Consiguió distinguir a su tía Susana y a su tía Dominga, las otras dos componentes del Comando de Operaciones Especiales, eran vecinas a las que conocía desde pequeño.
El espectáculo era dantesco, cuatro mujeres de armas tomar, arrastraban, al calenturiento y semidesnudo mozo, escaleras abajo. Al frente del pelotón, la señora Juana, madre de Jerónimo y caballo de Troya de la emboscada.
El paroxismo llegó a su cénit, al acceder al portal, ¡ allí estaba el grueso de la tropa !, más de una quincena de mujeres y mozas estallaron en vítores y carcajadas al ver la comitiva. ¡ Jerónimo quería morirse !, pero no tuvo tiempo ni para eso. El aquelarre femenino se abalanzó sobre él y en menos que canta un gallo, le estaban manteando. En varias ocasiones estuvo a punto de estamparse contra las vigas del techo, el cuerpo lo tenía magullado de los pellizcos y cachetes que le propinaban las cuarentonas.

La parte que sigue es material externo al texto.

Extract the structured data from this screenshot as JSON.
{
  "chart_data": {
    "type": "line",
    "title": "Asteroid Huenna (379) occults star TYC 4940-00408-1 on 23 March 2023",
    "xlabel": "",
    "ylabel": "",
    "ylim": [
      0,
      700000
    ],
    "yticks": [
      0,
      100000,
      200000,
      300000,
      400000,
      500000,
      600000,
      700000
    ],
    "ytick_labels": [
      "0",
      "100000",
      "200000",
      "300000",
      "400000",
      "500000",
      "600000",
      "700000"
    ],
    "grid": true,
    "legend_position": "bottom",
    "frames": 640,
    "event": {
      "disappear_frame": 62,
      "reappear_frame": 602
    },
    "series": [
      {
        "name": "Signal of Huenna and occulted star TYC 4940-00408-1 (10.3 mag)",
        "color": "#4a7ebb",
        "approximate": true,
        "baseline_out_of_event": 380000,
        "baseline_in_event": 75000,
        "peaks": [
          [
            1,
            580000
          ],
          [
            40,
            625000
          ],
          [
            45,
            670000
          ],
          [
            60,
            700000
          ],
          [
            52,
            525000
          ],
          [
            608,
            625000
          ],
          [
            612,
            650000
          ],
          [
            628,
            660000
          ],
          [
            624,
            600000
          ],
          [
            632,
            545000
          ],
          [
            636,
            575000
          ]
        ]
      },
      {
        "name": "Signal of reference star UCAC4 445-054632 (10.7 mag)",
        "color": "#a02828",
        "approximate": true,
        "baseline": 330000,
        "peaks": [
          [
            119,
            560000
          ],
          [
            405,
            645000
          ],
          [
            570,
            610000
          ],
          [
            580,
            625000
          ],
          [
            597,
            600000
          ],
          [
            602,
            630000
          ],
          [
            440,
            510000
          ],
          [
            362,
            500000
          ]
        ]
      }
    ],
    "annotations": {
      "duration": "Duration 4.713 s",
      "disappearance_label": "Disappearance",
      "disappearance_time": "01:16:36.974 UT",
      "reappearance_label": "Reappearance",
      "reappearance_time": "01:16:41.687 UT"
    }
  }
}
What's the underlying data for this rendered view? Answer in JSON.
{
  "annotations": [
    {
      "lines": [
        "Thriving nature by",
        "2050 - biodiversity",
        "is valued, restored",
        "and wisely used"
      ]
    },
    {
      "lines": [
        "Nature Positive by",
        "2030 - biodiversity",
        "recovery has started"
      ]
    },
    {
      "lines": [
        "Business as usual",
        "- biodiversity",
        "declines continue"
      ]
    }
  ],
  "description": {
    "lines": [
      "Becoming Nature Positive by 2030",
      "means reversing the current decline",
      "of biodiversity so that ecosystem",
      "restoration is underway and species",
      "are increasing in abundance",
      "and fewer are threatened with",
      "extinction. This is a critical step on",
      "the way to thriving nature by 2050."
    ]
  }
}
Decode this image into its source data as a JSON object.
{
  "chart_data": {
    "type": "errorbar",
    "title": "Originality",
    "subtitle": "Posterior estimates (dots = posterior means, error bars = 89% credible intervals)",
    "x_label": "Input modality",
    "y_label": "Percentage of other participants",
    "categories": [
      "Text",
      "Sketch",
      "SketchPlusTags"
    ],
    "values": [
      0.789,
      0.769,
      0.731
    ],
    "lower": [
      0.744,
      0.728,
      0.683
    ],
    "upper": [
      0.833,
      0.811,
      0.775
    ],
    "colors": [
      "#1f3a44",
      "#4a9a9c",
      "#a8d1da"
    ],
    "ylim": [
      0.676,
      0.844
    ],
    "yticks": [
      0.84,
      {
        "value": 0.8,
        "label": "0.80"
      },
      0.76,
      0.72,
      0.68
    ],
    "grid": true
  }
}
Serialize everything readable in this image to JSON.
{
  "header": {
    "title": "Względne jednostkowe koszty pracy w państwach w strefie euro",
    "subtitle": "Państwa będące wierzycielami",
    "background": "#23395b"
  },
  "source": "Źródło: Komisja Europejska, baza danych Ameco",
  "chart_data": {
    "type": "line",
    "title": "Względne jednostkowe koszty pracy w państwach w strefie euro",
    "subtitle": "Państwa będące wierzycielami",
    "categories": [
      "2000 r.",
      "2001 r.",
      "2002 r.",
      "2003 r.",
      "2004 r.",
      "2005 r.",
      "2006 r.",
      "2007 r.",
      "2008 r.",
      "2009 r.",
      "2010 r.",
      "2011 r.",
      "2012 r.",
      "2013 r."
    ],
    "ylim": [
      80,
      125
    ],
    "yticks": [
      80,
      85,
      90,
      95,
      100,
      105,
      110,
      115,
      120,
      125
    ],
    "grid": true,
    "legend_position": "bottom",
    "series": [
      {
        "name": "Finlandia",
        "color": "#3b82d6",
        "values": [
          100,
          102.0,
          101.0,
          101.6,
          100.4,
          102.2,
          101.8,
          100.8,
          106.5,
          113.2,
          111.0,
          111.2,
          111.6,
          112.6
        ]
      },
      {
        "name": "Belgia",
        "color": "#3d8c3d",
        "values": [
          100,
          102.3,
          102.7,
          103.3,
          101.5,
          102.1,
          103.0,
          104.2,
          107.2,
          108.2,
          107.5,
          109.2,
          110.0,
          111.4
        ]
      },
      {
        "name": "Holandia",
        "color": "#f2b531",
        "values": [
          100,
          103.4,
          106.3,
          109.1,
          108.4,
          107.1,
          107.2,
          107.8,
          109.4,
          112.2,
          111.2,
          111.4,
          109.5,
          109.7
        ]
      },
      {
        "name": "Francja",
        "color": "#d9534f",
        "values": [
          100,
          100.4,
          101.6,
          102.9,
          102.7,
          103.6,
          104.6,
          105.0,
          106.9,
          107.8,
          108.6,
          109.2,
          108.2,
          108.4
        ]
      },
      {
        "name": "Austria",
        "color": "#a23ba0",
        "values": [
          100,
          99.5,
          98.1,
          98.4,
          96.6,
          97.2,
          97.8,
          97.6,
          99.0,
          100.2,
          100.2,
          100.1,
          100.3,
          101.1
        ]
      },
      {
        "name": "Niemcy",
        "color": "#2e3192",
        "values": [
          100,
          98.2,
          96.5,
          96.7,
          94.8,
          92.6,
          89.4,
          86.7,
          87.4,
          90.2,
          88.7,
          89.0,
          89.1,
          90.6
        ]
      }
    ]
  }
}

En uno de los zarandeos rozo las partes turgentes y prohibidas de una pechugona, la mujer sin sonrojarse, le espetó “agárrate donde puedas, panoli”. Así lo hizo, se asió como pudo al cuello de una moza. ¡ Era ella ! aquella a la que adoraba desde pequeño, la que entrecortaba su respiración y trababa su lengua cada vez que la veía.
¿Qué más podía sucederle?. Había perdido su dignidad, estaba casi en pelotas en un corro de mujeres y la que le quitaba el sueño, le miraba con cara divertida.
¡De perdidos al río!, la cogió por los hombros y la dio un tierno beso en los labios. Las carcajadas y los gritos llegaron hasta la plaza y la reacción de la moza, no se hizo esperar. Le propinó un tremendo bofetón; Jerónimo sintió como reventaba el flemón y una avalancha de pus, llenaba su garganta.
Las caras de ambos eran indescriptibles, ella, avergonzada y furiosa echaba fuego por los ojos; él, alelado, levitaba con cara de bobo. El alivio al reventar el flemón y el beso robado, le habían llevado al éxtasis.
– ¡ Pero bueno, Jerónimo ! ¿ ya le estás contando batallitas al niño ?
– ¡ Calla mujer !, le estoy refiriendo la primera vez que te dí un beso.
– Abuelo, ¿ aquella chica era la abuela ?
– Si Pablito, si; aquella muchacha era tu abuela y de un tortazo y un beso, me quitó el flemón, la muela y el corazón.